Um die Inhalte in sämtlichen Unterrichtsgegenständen festzulegen, wurden Befragungen durchgeführt, Studien in Auftrag gegeben und viele Expertinnen und Experten sowie Unternehmerinnen und Unternehmer interviewt, welche Kompetenzen und Inhalte zukünftig relevant sein werden. Möchte man all diese Impulse einfach zusammenfassen, so lässt sich sagen, dass es nicht um die Wiedergabe von Unmengen an Theorie gehen soll, sondern um das zielgerichtete Lösen von Problemen und um theoriegeleitetes Handeln.
Praxiserfahrungen in den kaufmännischen Schulen
„Kontakt zu Unternehmen: Schülerinnen und Schüler finden den Kontakt zu Unternehmen besonders spannend. Sie wünschen sich mehr Exkursionen zu Unternehmen, aber auch mehr Besuche von Unternehmerinnen und Unternehmer, die ihnen einen Einblick in das Berufsleben und die verschiedenen Berufsfelder geben können.“ (YEP-Jugendbericht, S. 33)
Im neuen HAK-Lehrplan sind zahlreiche Praxiskontakte vorgesehen. So können im Unterrichtsgegenstand Business Experience Projekte mit Unternehmen abgewickelt werden. Das Pflichtpraktikum bleibt in gewohnter Form bestehen. Darüber hinaus bleibt die Übungsfirma als das Herzstück der kaufmännischen Ausbildung im IV. Jahrgang erhalten, die digitale/papierlose Übungsfirma inkl. Prozessorientierung wird Standard werden.
Fremdsprachen
„Wenn die Schülerinnen und Schüler gefragt werden, ob bzw. wie viele Fremdsprachen sie neben Englisch in der kaufmännischen Schule lernen wollen, dann antwortet die Mehrheit (47%), dass sie eine weitere Fremdsprache lernen wollen.

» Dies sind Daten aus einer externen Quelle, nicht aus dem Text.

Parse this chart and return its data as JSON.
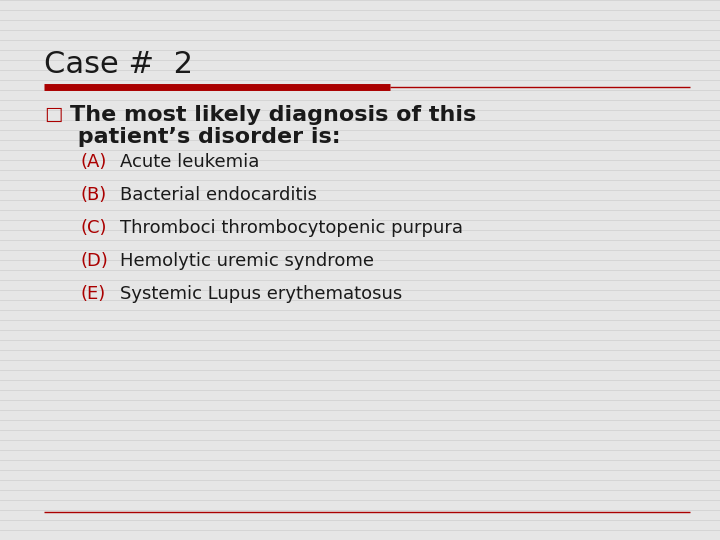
{
  "title": "Case #  2",
  "background_color": "#e6e6e6",
  "title_color": "#1a1a1a",
  "title_fontsize": 22,
  "red_bar_thick_color": "#aa0000",
  "red_bar_thin_color": "#aa0000",
  "bullet_question_line1": "The most likely diagnosis of this",
  "bullet_question_line2": " patient’s disorder is:",
  "question_color": "#1a1a1a",
  "question_fontsize": 16,
  "options": [
    {
      "label": "(A)",
      "text": "Acute leukemia"
    },
    {
      "label": "(B)",
      "text": "Bacterial endocarditis"
    },
    {
      "label": "(C)",
      "text": "Thromboci thrombocytopenic purpura"
    },
    {
      "label": "(D)",
      "text": "Hemolytic uremic syndrome"
    },
    {
      "label": "(E)",
      "text": "Systemic Lupus erythematosus"
    }
  ],
  "option_label_color": "#aa0000",
  "option_text_color": "#1a1a1a",
  "option_fontsize": 13,
  "bullet_symbol": "□",
  "bullet_color": "#aa0000",
  "stripe_color": "#d2d2d2",
  "stripe_linewidth": 0.5,
  "bottom_line_color": "#aa0000"
}
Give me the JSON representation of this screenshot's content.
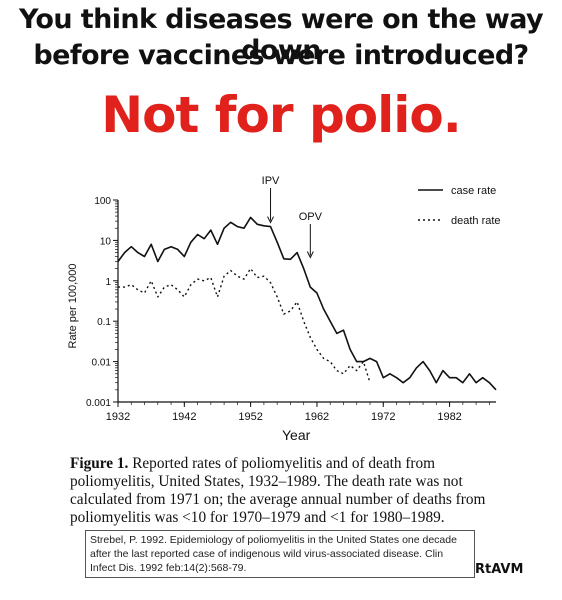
{
  "headline": {
    "line1": "You think diseases were on the way down",
    "line2": "before vaccines were introduced?",
    "line3": "Not for polio."
  },
  "chart_data": {
    "type": "line",
    "ylabel": "Rate per 100,000",
    "xlabel": "Year",
    "xlim": [
      1932,
      1989
    ],
    "ylim": [
      0.001,
      100
    ],
    "yscale": "log",
    "x_ticks": [
      "1932",
      "1942",
      "1952",
      "1962",
      "1972",
      "1982"
    ],
    "y_ticks": [
      "100",
      "10",
      "1",
      "0.1",
      "0.01",
      "0.001"
    ],
    "legend_placement": "top-right",
    "annotations": [
      {
        "text": "IPV",
        "x": 1955,
        "y": 22
      },
      {
        "text": "OPV",
        "x": 1961,
        "y": 3
      }
    ],
    "series": [
      {
        "name": "case rate",
        "style": "solid",
        "x": [
          1932,
          1933,
          1934,
          1935,
          1936,
          1937,
          1938,
          1939,
          1940,
          1941,
          1942,
          1943,
          1944,
          1945,
          1946,
          1947,
          1948,
          1949,
          1950,
          1951,
          1952,
          1953,
          1954,
          1955,
          1956,
          1957,
          1958,
          1959,
          1960,
          1961,
          1962,
          1963,
          1964,
          1965,
          1966,
          1967,
          1968,
          1969,
          1970,
          1971,
          1972,
          1973,
          1974,
          1975,
          1976,
          1977,
          1978,
          1979,
          1980,
          1981,
          1982,
          1983,
          1984,
          1985,
          1986,
          1987,
          1988,
          1989
        ],
        "y": [
          3,
          5,
          7,
          5,
          4,
          8,
          3,
          6,
          7,
          6,
          4,
          9,
          14,
          11,
          18,
          8,
          20,
          28,
          22,
          20,
          37,
          25,
          23,
          22,
          9,
          3.5,
          3.4,
          5,
          2,
          0.7,
          0.5,
          0.2,
          0.1,
          0.05,
          0.06,
          0.02,
          0.01,
          0.01,
          0.012,
          0.01,
          0.004,
          0.005,
          0.004,
          0.003,
          0.004,
          0.007,
          0.01,
          0.006,
          0.003,
          0.006,
          0.004,
          0.004,
          0.003,
          0.005,
          0.003,
          0.004,
          0.003,
          0.002
        ]
      },
      {
        "name": "death rate",
        "style": "dotted",
        "x": [
          1932,
          1933,
          1934,
          1935,
          1936,
          1937,
          1938,
          1939,
          1940,
          1941,
          1942,
          1943,
          1944,
          1945,
          1946,
          1947,
          1948,
          1949,
          1950,
          1951,
          1952,
          1953,
          1954,
          1955,
          1956,
          1957,
          1958,
          1959,
          1960,
          1961,
          1962,
          1963,
          1964,
          1965,
          1966,
          1967,
          1968,
          1969,
          1970
        ],
        "y": [
          0.7,
          0.7,
          0.8,
          0.6,
          0.5,
          1,
          0.4,
          0.7,
          0.8,
          0.6,
          0.4,
          0.8,
          1.1,
          1,
          1.2,
          0.4,
          1.3,
          1.8,
          1.3,
          1.1,
          2,
          1.2,
          1.3,
          0.9,
          0.4,
          0.15,
          0.18,
          0.3,
          0.1,
          0.04,
          0.02,
          0.012,
          0.01,
          0.006,
          0.005,
          0.008,
          0.006,
          0.01,
          0.003
        ]
      }
    ]
  },
  "caption": {
    "label": "Figure 1.",
    "text": "Reported rates of poliomyelitis and of death from poliomyelitis, United States, 1932–1989. The death rate was not calculated from 1971 on; the average annual number of deaths from poliomyelitis was <10 for 1970–1979 and <1 for 1980–1989."
  },
  "citation": "Strebel, P. 1992. Epidemiology of poliomyelitis in the United States one decade after the last reported case of indigenous wild virus-associated disease. Clin Infect Dis. 1992 feb:14(2):568-79.",
  "credit": "RtAVM"
}
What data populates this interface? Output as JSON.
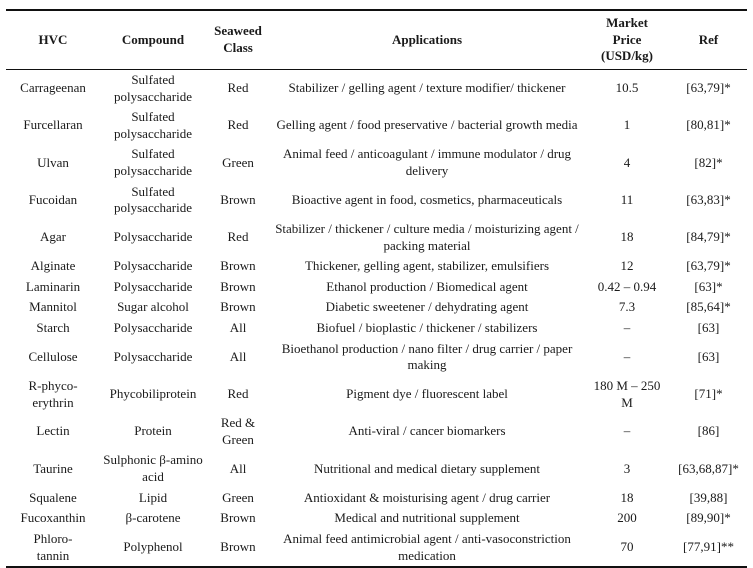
{
  "table": {
    "columns": [
      {
        "label": "HVC"
      },
      {
        "label": "Compound"
      },
      {
        "label": "Seaweed\nClass"
      },
      {
        "label": "Applications"
      },
      {
        "label": "Market\nPrice\n(USD/kg)"
      },
      {
        "label": "Ref"
      }
    ],
    "rows": [
      {
        "hvc": "Carrageenan",
        "compound": "Sulfated polysaccharide",
        "seaweed_class": "Red",
        "applications": "Stabilizer / gelling agent / texture modifier/ thickener",
        "price": "10.5",
        "ref": "[63,79]*"
      },
      {
        "hvc": "Furcellaran",
        "compound": "Sulfated polysaccharide",
        "seaweed_class": "Red",
        "applications": "Gelling agent / food preservative / bacterial growth media",
        "price": "1",
        "ref": "[80,81]*"
      },
      {
        "hvc": "Ulvan",
        "compound": "Sulfated polysaccharide",
        "seaweed_class": "Green",
        "applications": "Animal feed / anticoagulant / immune modulator / drug delivery",
        "price": "4",
        "ref": "[82]*"
      },
      {
        "hvc": "Fucoidan",
        "compound": "Sulfated polysaccharide",
        "seaweed_class": "Brown",
        "applications": "Bioactive agent in food, cosmetics, pharmaceuticals",
        "price": "11",
        "ref": "[63,83]*"
      },
      {
        "hvc": "Agar",
        "compound": "Polysaccharide",
        "seaweed_class": "Red",
        "applications": "Stabilizer / thickener / culture media / moisturizing agent / packing material",
        "price": "18",
        "ref": "[84,79]*"
      },
      {
        "hvc": "Alginate",
        "compound": "Polysaccharide",
        "seaweed_class": "Brown",
        "applications": "Thickener, gelling agent, stabilizer, emulsifiers",
        "price": "12",
        "ref": "[63,79]*"
      },
      {
        "hvc": "Laminarin",
        "compound": "Polysaccharide",
        "seaweed_class": "Brown",
        "applications": "Ethanol production / Biomedical agent",
        "price": "0.42 – 0.94",
        "ref": "[63]*"
      },
      {
        "hvc": "Mannitol",
        "compound": "Sugar alcohol",
        "seaweed_class": "Brown",
        "applications": "Diabetic sweetener / dehydrating agent",
        "price": "7.3",
        "ref": "[85,64]*"
      },
      {
        "hvc": "Starch",
        "compound": "Polysaccharide",
        "seaweed_class": "All",
        "applications": "Biofuel / bioplastic / thickener / stabilizers",
        "price": "–",
        "ref": "[63]"
      },
      {
        "hvc": "Cellulose",
        "compound": "Polysaccharide",
        "seaweed_class": "All",
        "applications": "Bioethanol production / nano filter / drug carrier / paper making",
        "price": "–",
        "ref": "[63]"
      },
      {
        "hvc": "R-phyco-\nerythrin",
        "compound": "Phycobiliprotein",
        "seaweed_class": "Red",
        "applications": "Pigment dye / fluorescent label",
        "price": "180 M – 250\nM",
        "ref": "[71]*"
      },
      {
        "hvc": "Lectin",
        "compound": "Protein",
        "seaweed_class": "Red & Green",
        "applications": "Anti-viral / cancer biomarkers",
        "price": "–",
        "ref": "[86]"
      },
      {
        "hvc": "Taurine",
        "compound": "Sulphonic β-amino acid",
        "seaweed_class": "All",
        "applications": "Nutritional and medical dietary supplement",
        "price": "3",
        "ref": "[63,68,87]*"
      },
      {
        "hvc": "Squalene",
        "compound": "Lipid",
        "seaweed_class": "Green",
        "applications": "Antioxidant & moisturising agent / drug carrier",
        "price": "18",
        "ref": "[39,88]"
      },
      {
        "hvc": "Fucoxanthin",
        "compound": "β-carotene",
        "seaweed_class": "Brown",
        "applications": "Medical and nutritional supplement",
        "price": "200",
        "ref": "[89,90]*"
      },
      {
        "hvc": "Phloro-\ntannin",
        "compound": "Polyphenol",
        "seaweed_class": "Brown",
        "applications": "Animal feed antimicrobial agent / anti-vasoconstriction medication",
        "price": "70",
        "ref": "[77,91]**"
      }
    ]
  }
}
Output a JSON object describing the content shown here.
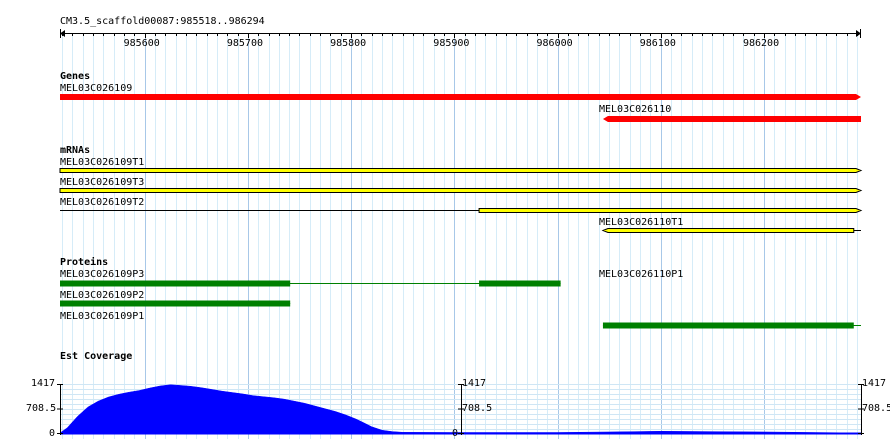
{
  "browser": {
    "region_label": "CM3.5_scaffold00087:985518..986294",
    "ruler": {
      "start": 985518,
      "end": 986294,
      "ticks": [
        "985600",
        "985700",
        "985800",
        "985900",
        "986000",
        "986100",
        "986200"
      ]
    }
  },
  "tracks": {
    "genes": {
      "title": "Genes",
      "color": "#ff0000",
      "features": [
        {
          "name": "MEL03C026109",
          "start": 985518,
          "end": 986294,
          "strand": "+"
        },
        {
          "name": "MEL03C026110",
          "start": 986044,
          "end": 986294,
          "strand": "-"
        }
      ]
    },
    "mrnas": {
      "title": "mRNAs",
      "color": "#ffff00",
      "features": [
        {
          "name": "MEL03C026109T1",
          "start": 985518,
          "end": 986294,
          "strand": "+",
          "blocks": [
            [
              985518,
              986294
            ]
          ]
        },
        {
          "name": "MEL03C026109T3",
          "start": 985518,
          "end": 986294,
          "strand": "+",
          "blocks": [
            [
              985518,
              986294
            ]
          ]
        },
        {
          "name": "MEL03C026109T2",
          "start": 985518,
          "end": 986294,
          "strand": "+",
          "blocks": [
            [
              985924,
              986294
            ]
          ]
        },
        {
          "name": "MEL03C026110T1",
          "start": 986044,
          "end": 986294,
          "strand": "-",
          "blocks": [
            [
              986044,
              986287
            ]
          ]
        }
      ]
    },
    "proteins": {
      "title": "Proteins",
      "color": "#008000",
      "features": [
        {
          "name": "MEL03C026109P3",
          "start": 985518,
          "end": 985741,
          "blocks": [
            [
              985518,
              985741
            ]
          ]
        },
        {
          "name": "MEL03C026109P2",
          "start": 985518,
          "end": 986003,
          "blocks": [
            [
              985924,
              986003
            ]
          ]
        },
        {
          "name": "MEL03C026109P1",
          "start": 985518,
          "end": 985741,
          "blocks": [
            [
              985518,
              985741
            ]
          ]
        },
        {
          "name": "MEL03C026110P1",
          "start": 986044,
          "end": 986294,
          "blocks": [
            [
              986044,
              986287
            ]
          ]
        }
      ]
    },
    "est_coverage": {
      "title": "Est Coverage",
      "color": "#0000ff",
      "axis_labels": [
        "1417",
        "708.5",
        "0"
      ],
      "max": 1417,
      "profile": {
        "positions": [
          985518,
          985525,
          985535,
          985545,
          985555,
          985565,
          985575,
          985585,
          985595,
          985605,
          985615,
          985625,
          985635,
          985645,
          985655,
          985665,
          985675,
          985685,
          985695,
          985705,
          985715,
          985725,
          985735,
          985745,
          985755,
          985765,
          985775,
          985785,
          985795,
          985805,
          985812,
          985820,
          985830,
          985840,
          985850,
          985900,
          985950,
          986000,
          986050,
          986100,
          986150,
          986200,
          986250,
          986294
        ],
        "values": [
          0,
          150,
          480,
          750,
          920,
          1040,
          1120,
          1180,
          1230,
          1300,
          1360,
          1395,
          1375,
          1350,
          1310,
          1260,
          1210,
          1170,
          1130,
          1080,
          1050,
          1020,
          980,
          920,
          860,
          780,
          700,
          620,
          520,
          400,
          300,
          180,
          80,
          40,
          20,
          15,
          15,
          15,
          30,
          50,
          40,
          30,
          15,
          0
        ]
      }
    }
  }
}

Diese soll als Wahlfach angeboten werden.“ (YEP-Jugendbericht, S. 28)
Der neue Unterrichtsgegenstand „Internationale Kommunikation mit Fokussprache …“ steht ganz im Zeichen des freudvollen Sprachenlernens und dient dem Aufbau von mehrsprachiger und mehrkultureller Kompetenz, dem Kompetenzaufbau in einer gewählten Fokussprache (sämtliche Fremdsprachen, die bisher möglich waren) sowie der Förderung der Familiensprachen und vorgelernter Sprachen. Die Schwerpunktsetzung in der Fokussprache erfolgt auf mündliche Kommunikation sowie auf den reflektierten Einsatz von KI (z.B. im Schriftverkehr). Natürlich bildet die englische Sprache weiterhin den Kern der Fremdsprachenausbildung.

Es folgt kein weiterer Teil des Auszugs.